Pour la campagne 2026-2027, les offres sont en phase de test, sur un périmètre volontairement limité, afin de consolider les modalités du dispositif avant un déploiement plus large. Découvrez ici la liste des des pratiques couvertes par le test :


Le programme Fabacéé accorde une place centrale au collectif dans l’accompagnement de la transition agricole. Ainsi, dans la continuité de ce parti pris, le test s’appuie également sur la dynamique de groupe pour lever les craintes face à la transition. Plus largement, ce fonctionnement favorise les échanges entre pairs et une montée en compétences de chacun des membres.
Le collectif agit ici comme un véritable acteur de l'expérimentation d’une solution de sécurisation de la transition agricole. Lors de ce test, chaque groupe fonctionne sur la base de l’auto-administration pour piloter le dispositif de manière efficace et responsabilisante, dans une logique de transparence.
Au-delà de la dimension opérationnelle de ce test, ce principe de transparence vaut plus généralement pour l’expérimentation du dispositif dans son entièreté. Animateurs et agriculteurs sont acteurs de ce test pour co-construire un dispositif qui soit à la fois attractif pour les agriculteurs et simple à déployer sur le terrain. Leurs retours au fil de la campagne serviront directement à ajuster les modalités avant tout élargissement.
Le collectif représente une opportunité pour démultiplier la capacité de prise en charge : en mutualisant le risque, un groupe protège bien mieux chacun de ses membres que ne le ferait un agriculteur isolé. Un animateur reste toutefois mobilisé auprès de chaque groupe pour les accompagner et assurer le suivi de cette démarche.

Pour la première étape de cette phase de test, les animateurs et animatrices des groupes volontaires se retrouveront le 18 septembre pour un premier rendez-vous de formation technique.
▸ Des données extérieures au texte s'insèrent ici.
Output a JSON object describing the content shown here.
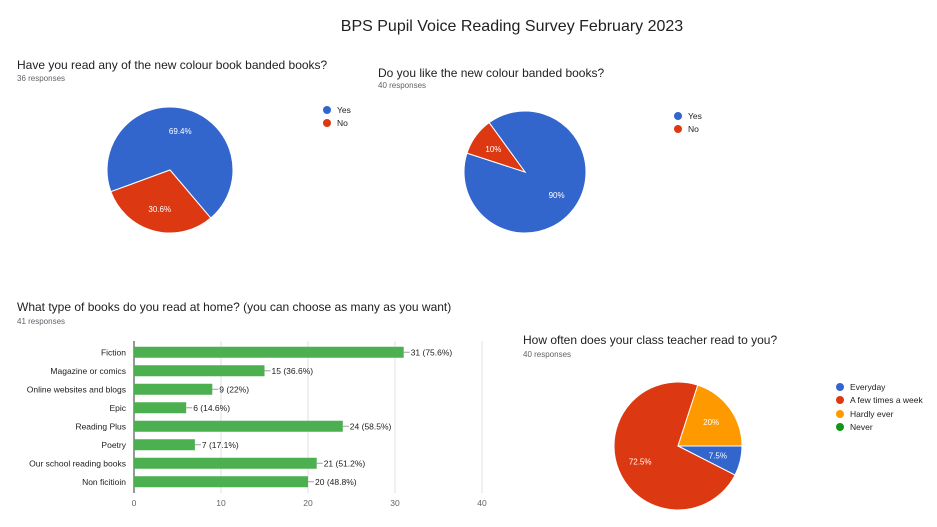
{
  "title": "BPS Pupil Voice Reading Survey February 2023",
  "chart_data": [
    {
      "type": "pie",
      "title": "Have you read any of the new colour book banded books?",
      "subtitle": "36 responses",
      "labels": [
        "Yes",
        "No"
      ],
      "values": [
        69.4,
        30.6
      ],
      "value_labels": [
        "69.4%",
        "30.6%"
      ],
      "colors": [
        "#3366cc",
        "#dc3912"
      ],
      "legend_position": "right"
    },
    {
      "type": "pie",
      "title": "Do you like the new colour banded books?",
      "subtitle": "40 responses",
      "labels": [
        "Yes",
        "No"
      ],
      "values": [
        90,
        10
      ],
      "value_labels": [
        "90%",
        "10%"
      ],
      "colors": [
        "#3366cc",
        "#dc3912"
      ],
      "legend_position": "right"
    },
    {
      "type": "bar",
      "orientation": "horizontal",
      "title": "What type of books do you read at home? (you can choose as many as you want)",
      "subtitle": "41 responses",
      "categories": [
        "Fiction",
        "Magazine or comics",
        "Online websites and blogs",
        "Epic",
        "Reading Plus",
        "Poetry",
        "Our school reading books",
        "Non ficitioin"
      ],
      "values": [
        31,
        15,
        9,
        6,
        24,
        7,
        21,
        20
      ],
      "value_labels": [
        "31 (75.6%)",
        "15 (36.6%)",
        "9 (22%)",
        "6 (14.6%)",
        "24 (58.5%)",
        "7 (17.1%)",
        "21 (51.2%)",
        "20 (48.8%)"
      ],
      "xlim": [
        0,
        40
      ],
      "xticks": [
        "0",
        "10",
        "20",
        "30",
        "40"
      ],
      "color": "#4caf50",
      "grid": true
    },
    {
      "type": "pie",
      "title": "How often does your class teacher read to you?",
      "subtitle": "40 responses",
      "labels": [
        "Everyday",
        "A few times a week",
        "Hardly ever",
        "Never"
      ],
      "values": [
        7.5,
        72.5,
        20,
        0
      ],
      "value_labels": [
        "7.5%",
        "72.5%",
        "20%",
        ""
      ],
      "colors": [
        "#3366cc",
        "#dc3912",
        "#ff9900",
        "#109618"
      ],
      "legend_position": "right"
    }
  ]
}
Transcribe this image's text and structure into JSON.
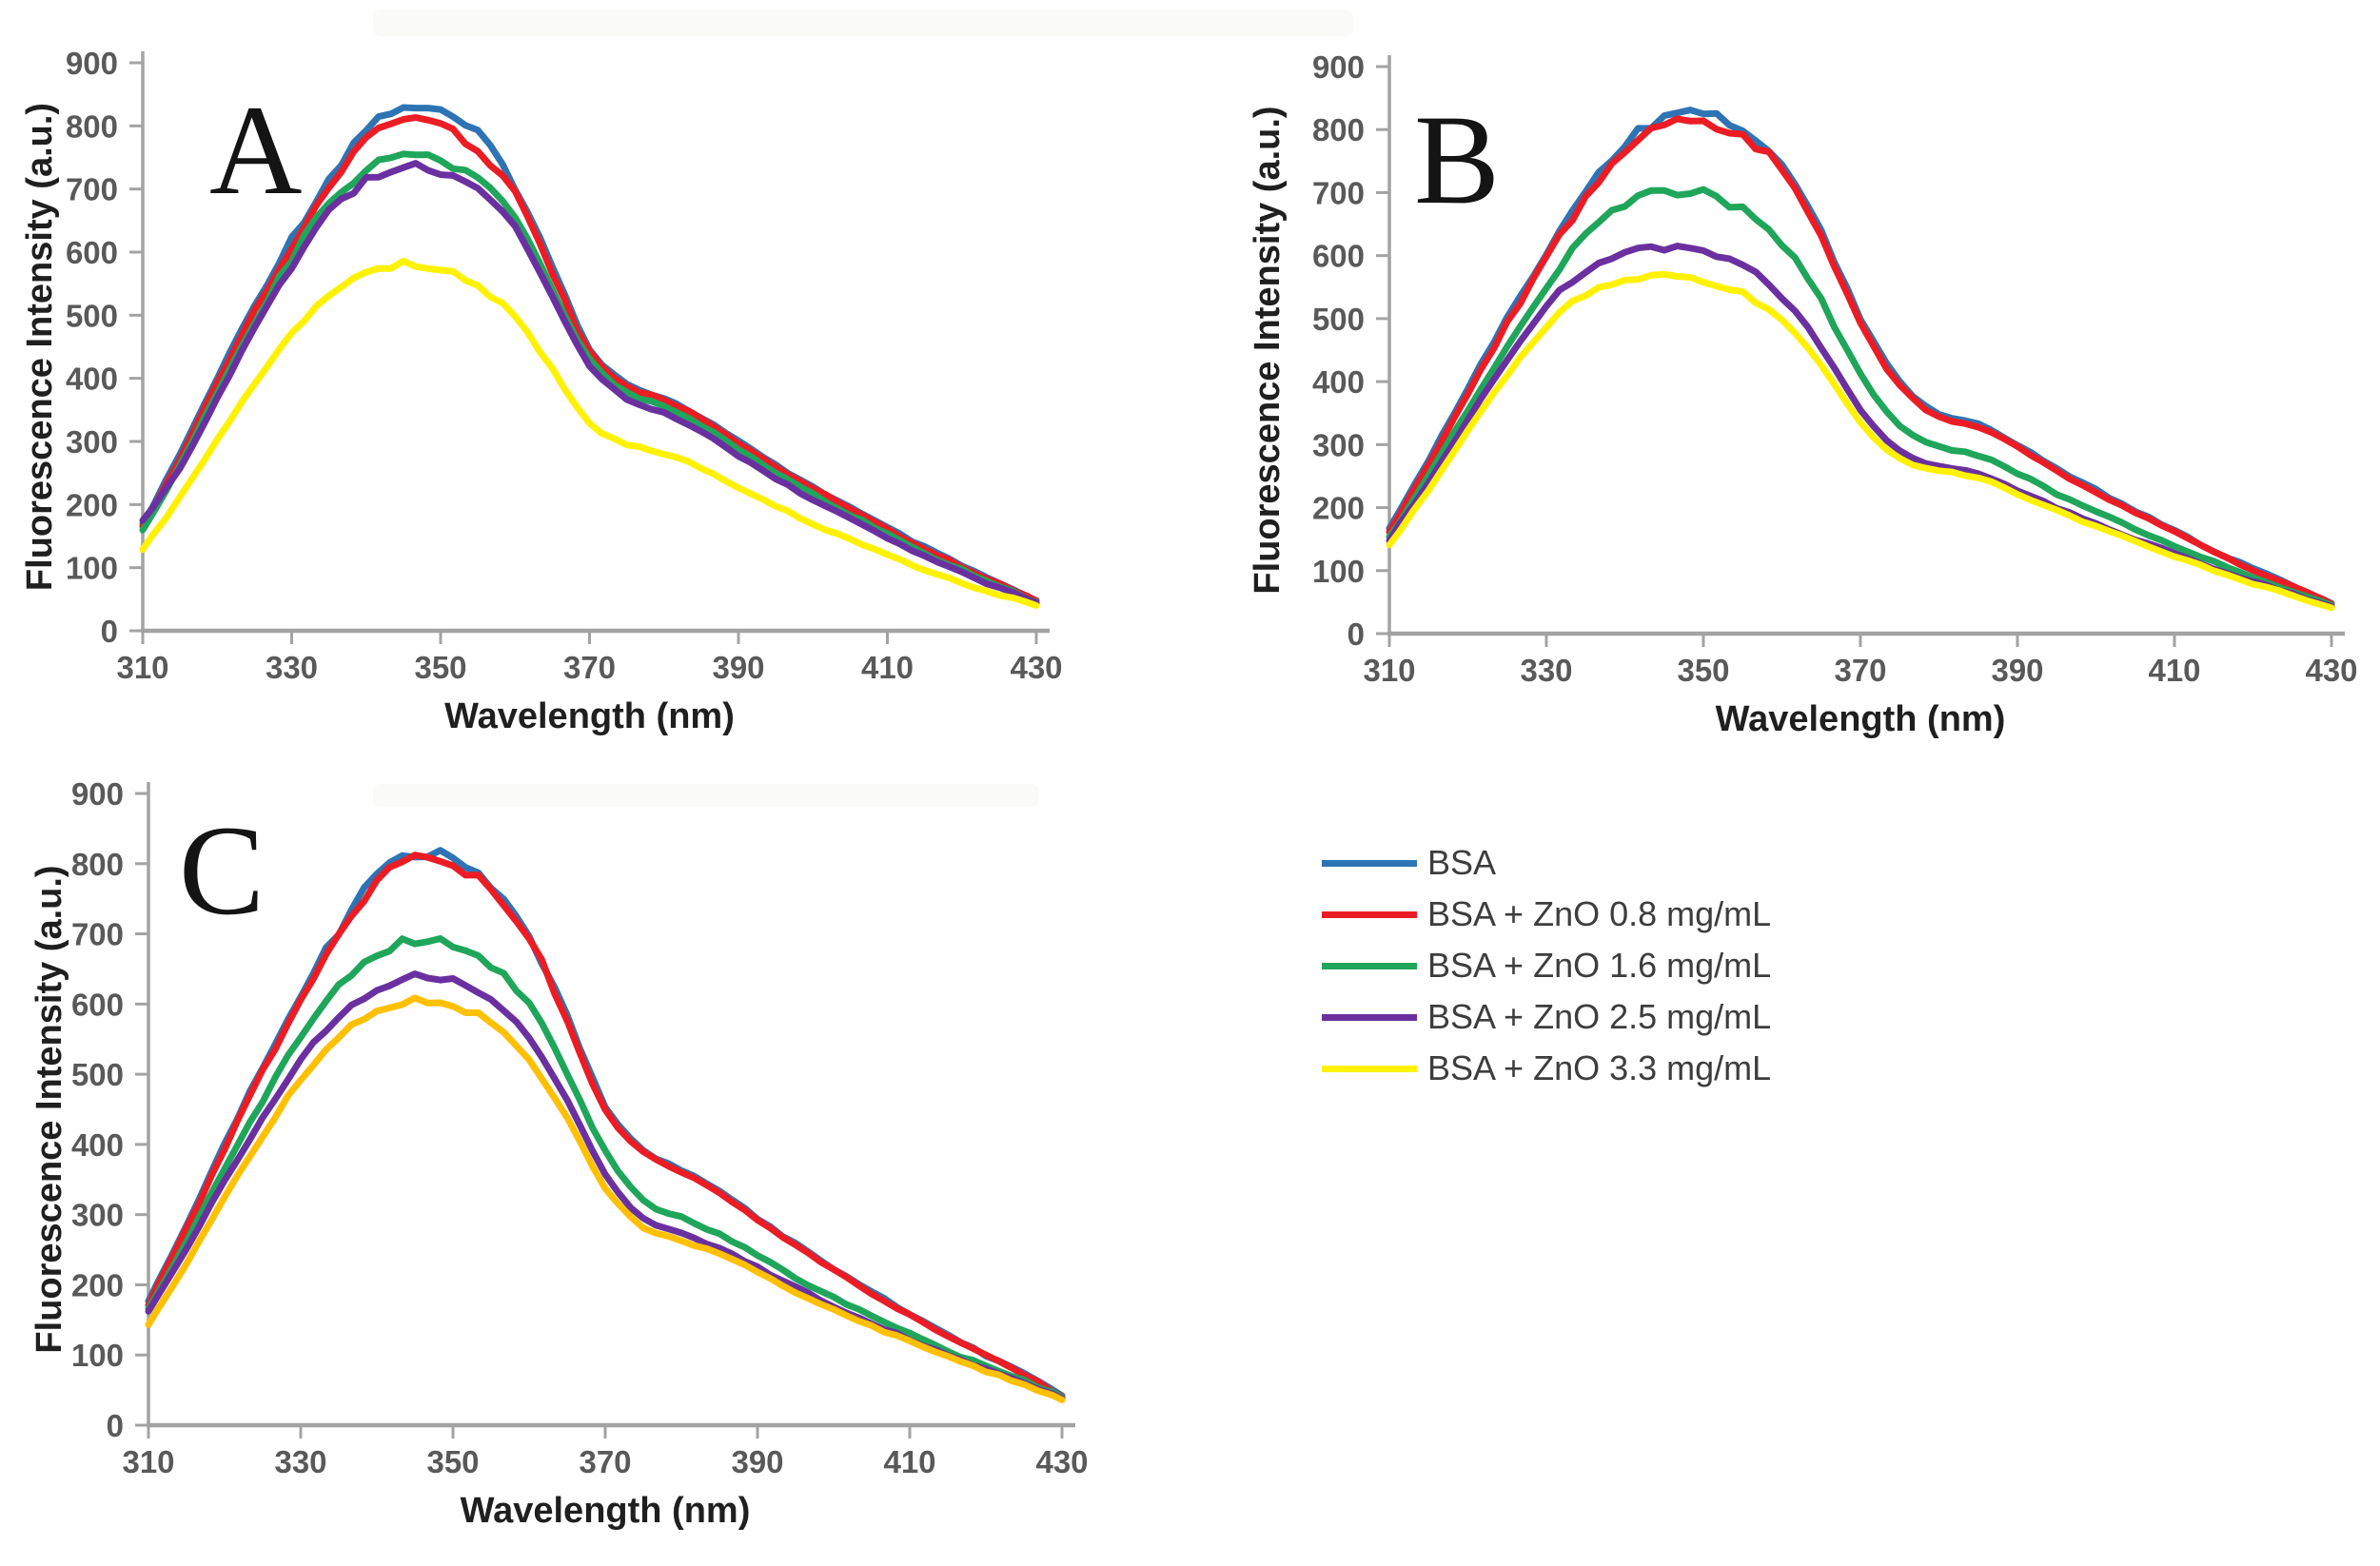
{
  "figure": {
    "panels": [
      "A",
      "B",
      "C"
    ]
  },
  "axes": {
    "xlabel": "Wavelength (nm)",
    "ylabel": "Fluorescence Intensity (a.u.)",
    "xticks": [
      310,
      330,
      350,
      370,
      390,
      410,
      430
    ],
    "yticks": [
      0,
      100,
      200,
      300,
      400,
      500,
      600,
      700,
      800,
      900
    ]
  },
  "colors": {
    "bsa_blue": "#2E74B5",
    "zno08_red": "#EC1C24",
    "zno16_green": "#1FA65A",
    "zno25_purple": "#6B30A0",
    "zno33_yellow": "#FFF200",
    "zno33_orange_panelC": "#FFC000",
    "axis_gray": "#A3A3A3",
    "tick_label_gray": "#595959"
  },
  "legend": {
    "position": "right-middle",
    "items": [
      {
        "label": "BSA",
        "color": "#2E74B5"
      },
      {
        "label": "BSA + ZnO 0.8 mg/mL",
        "color": "#EC1C24"
      },
      {
        "label": "BSA + ZnO 1.6 mg/mL",
        "color": "#1FA65A"
      },
      {
        "label": "BSA + ZnO 2.5 mg/mL",
        "color": "#6B30A0"
      },
      {
        "label": "BSA + ZnO 3.3 mg/mL",
        "color": "#FFF200"
      }
    ]
  },
  "chart_data": [
    {
      "type": "line",
      "panel": "A",
      "title": "",
      "xlabel": "Wavelength (nm)",
      "ylabel": "Fluorescence Intensity (a.u.)",
      "xlim": [
        310,
        430
      ],
      "ylim": [
        0,
        900
      ],
      "xticks": [
        310,
        330,
        350,
        370,
        390,
        410,
        430
      ],
      "yticks": [
        0,
        100,
        200,
        300,
        400,
        500,
        600,
        700,
        800,
        900
      ],
      "grid": false,
      "x": [
        310,
        315,
        320,
        325,
        330,
        335,
        340,
        345,
        350,
        355,
        360,
        365,
        370,
        375,
        380,
        385,
        390,
        395,
        400,
        405,
        410,
        415,
        420,
        425,
        430
      ],
      "series": [
        {
          "name": "BSA",
          "color": "#2E74B5",
          "values": [
            168,
            280,
            400,
            515,
            620,
            715,
            795,
            830,
            820,
            785,
            706,
            576,
            448,
            392,
            368,
            338,
            300,
            262,
            228,
            195,
            163,
            132,
            103,
            75,
            48
          ]
        },
        {
          "name": "BSA + ZnO 0.8 mg/mL",
          "color": "#EC1C24",
          "values": [
            164,
            272,
            392,
            505,
            610,
            703,
            782,
            812,
            800,
            764,
            690,
            566,
            442,
            388,
            366,
            336,
            298,
            260,
            226,
            193,
            161,
            130,
            101,
            74,
            47
          ]
        },
        {
          "name": "BSA + ZnO 1.6 mg/mL",
          "color": "#1FA65A",
          "values": [
            158,
            262,
            378,
            488,
            590,
            678,
            731,
            757,
            748,
            716,
            652,
            542,
            430,
            378,
            355,
            325,
            288,
            250,
            216,
            184,
            153,
            123,
            96,
            71,
            45
          ]
        },
        {
          "name": "BSA + ZnO 2.5 mg/mL",
          "color": "#6B30A0",
          "values": [
            174,
            258,
            368,
            478,
            578,
            663,
            714,
            737,
            728,
            698,
            638,
            530,
            420,
            368,
            345,
            315,
            278,
            241,
            208,
            177,
            147,
            118,
            92,
            68,
            44
          ]
        },
        {
          "name": "BSA + ZnO 3.3 mg/mL",
          "color": "#FFF200",
          "values": [
            128,
            212,
            302,
            392,
            470,
            532,
            566,
            581,
            572,
            546,
            496,
            415,
            328,
            296,
            281,
            258,
            228,
            198,
            170,
            145,
            120,
            97,
            76,
            57,
            40
          ]
        }
      ]
    },
    {
      "type": "line",
      "panel": "B",
      "title": "",
      "xlabel": "Wavelength (nm)",
      "ylabel": "Fluorescence Intensity (a.u.)",
      "xlim": [
        310,
        430
      ],
      "ylim": [
        0,
        900
      ],
      "xticks": [
        310,
        330,
        350,
        370,
        390,
        410,
        430
      ],
      "yticks": [
        0,
        100,
        200,
        300,
        400,
        500,
        600,
        700,
        800,
        900
      ],
      "grid": false,
      "x": [
        310,
        315,
        320,
        325,
        330,
        335,
        340,
        345,
        350,
        355,
        360,
        365,
        370,
        375,
        380,
        385,
        390,
        395,
        400,
        405,
        410,
        415,
        420,
        425,
        430
      ],
      "series": [
        {
          "name": "BSA",
          "color": "#2E74B5",
          "values": [
            166,
            275,
            390,
            500,
            605,
            700,
            778,
            820,
            823,
            800,
            742,
            640,
            500,
            400,
            348,
            332,
            300,
            262,
            228,
            195,
            163,
            132,
            103,
            76,
            48
          ]
        },
        {
          "name": "BSA + ZnO 0.8 mg/mL",
          "color": "#EC1C24",
          "values": [
            161,
            268,
            382,
            492,
            597,
            692,
            768,
            808,
            812,
            790,
            734,
            632,
            492,
            394,
            344,
            328,
            296,
            258,
            225,
            192,
            161,
            130,
            101,
            75,
            47
          ]
        },
        {
          "name": "BSA + ZnO 1.6 mg/mL",
          "color": "#1FA65A",
          "values": [
            153,
            250,
            355,
            455,
            550,
            632,
            681,
            700,
            698,
            672,
            618,
            528,
            412,
            330,
            298,
            283,
            255,
            222,
            194,
            166,
            140,
            114,
            90,
            67,
            45
          ]
        },
        {
          "name": "BSA + ZnO 2.5 mg/mL",
          "color": "#6B30A0",
          "values": [
            149,
            240,
            340,
            432,
            518,
            578,
            604,
            611,
            606,
            584,
            536,
            455,
            355,
            290,
            266,
            253,
            228,
            200,
            175,
            150,
            127,
            104,
            83,
            63,
            43
          ]
        },
        {
          "name": "BSA + ZnO 3.3 mg/mL",
          "color": "#FFF200",
          "values": [
            141,
            228,
            322,
            410,
            488,
            538,
            560,
            566,
            560,
            540,
            498,
            425,
            335,
            277,
            259,
            247,
            222,
            195,
            170,
            146,
            123,
            101,
            80,
            61,
            41
          ]
        }
      ]
    },
    {
      "type": "line",
      "panel": "C",
      "title": "",
      "xlabel": "Wavelength (nm)",
      "ylabel": "Fluorescence Intensity (a.u.)",
      "xlim": [
        310,
        430
      ],
      "ylim": [
        0,
        900
      ],
      "xticks": [
        310,
        330,
        350,
        370,
        390,
        410,
        430
      ],
      "yticks": [
        0,
        100,
        200,
        300,
        400,
        500,
        600,
        700,
        800,
        900
      ],
      "grid": false,
      "x": [
        310,
        315,
        320,
        325,
        330,
        335,
        340,
        345,
        350,
        355,
        360,
        365,
        370,
        375,
        380,
        385,
        390,
        395,
        400,
        405,
        410,
        415,
        420,
        425,
        430
      ],
      "series": [
        {
          "name": "BSA",
          "color": "#2E74B5",
          "values": [
            176,
            285,
            400,
            510,
            612,
            705,
            780,
            815,
            806,
            768,
            698,
            582,
            455,
            392,
            364,
            333,
            295,
            258,
            223,
            190,
            158,
            128,
            100,
            73,
            42
          ]
        },
        {
          "name": "BSA + ZnO 0.8 mg/mL",
          "color": "#EC1C24",
          "values": [
            172,
            280,
            394,
            504,
            606,
            698,
            772,
            808,
            799,
            762,
            693,
            577,
            451,
            389,
            361,
            330,
            293,
            256,
            221,
            188,
            157,
            127,
            99,
            72,
            41
          ]
        },
        {
          "name": "BSA + ZnO 1.6 mg/mL",
          "color": "#1FA65A",
          "values": [
            166,
            262,
            365,
            462,
            552,
            624,
            670,
            691,
            684,
            656,
            598,
            500,
            390,
            320,
            296,
            272,
            242,
            210,
            182,
            155,
            130,
            106,
            84,
            63,
            40
          ]
        },
        {
          "name": "BSA + ZnO 2.5 mg/mL",
          "color": "#6B30A0",
          "values": [
            161,
            252,
            348,
            438,
            520,
            582,
            622,
            641,
            633,
            606,
            552,
            462,
            358,
            294,
            273,
            252,
            225,
            196,
            170,
            145,
            122,
            100,
            79,
            60,
            38
          ]
        },
        {
          "name": "BSA + ZnO 3.3 mg/mL",
          "color": "#FFC000",
          "values": [
            143,
            230,
            324,
            412,
            492,
            554,
            590,
            606,
            598,
            572,
            522,
            437,
            338,
            282,
            263,
            244,
            218,
            190,
            165,
            141,
            119,
            97,
            77,
            58,
            36
          ]
        }
      ]
    }
  ]
}
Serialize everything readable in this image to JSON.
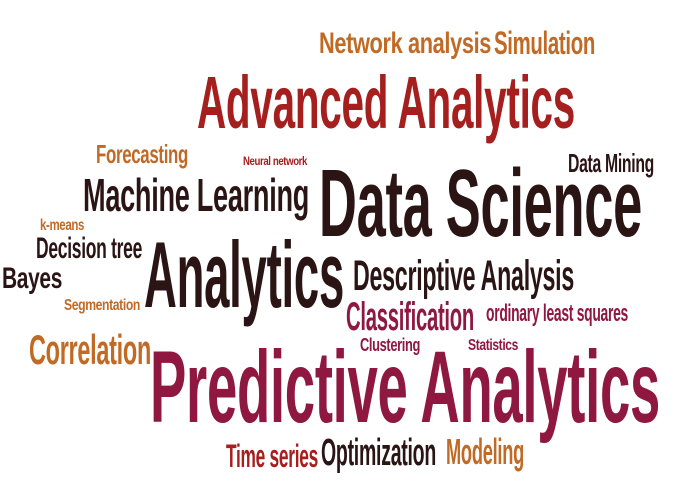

Pour concevoir et déployer ce dispositif, Fabacéé s'est entouré de trois partenaires aux expertises complémentaires, choisis pour leur connaissance du secteur agricole et de la gestion des risques :
Ceresco, société de conseil au service de la transition agricole et alimentaire. Basées à Lyon et Toulouse, ses équipes ont notamment accompagné des acteurs territoriaux sur la gestion de la ressource en eau et le développement des filières légumineuses. Pilote régional du programme pour l'Auvergne-Rhône-Alpes, Ceresco joue un rôle clé dans la mobilisation du réseau d'agriculteurs Fabacéé.
DiagoRisk, solution de modélisation des risques agricoles portée par la start-up Risques Agricoles SAS, qui croise une modélisation actuarielle fondée sur plus de vingt ans de données et des projections climatiques issues du GIEC. Elle apporte son expertise sur la conception du dispositif ainsi que sur son portage technique et financier.
Le cabinet d'avocats Alinea, Avocats Associés, qui accompagne depuis plus de vingt ans les filières agricoles et agroalimentaires depuis Paris et Bruxelles sur les questions de droit européen, de droit économique et d'organisation économique agricole. Il apporte son expertise sur la sécurisation juridique du dispositif.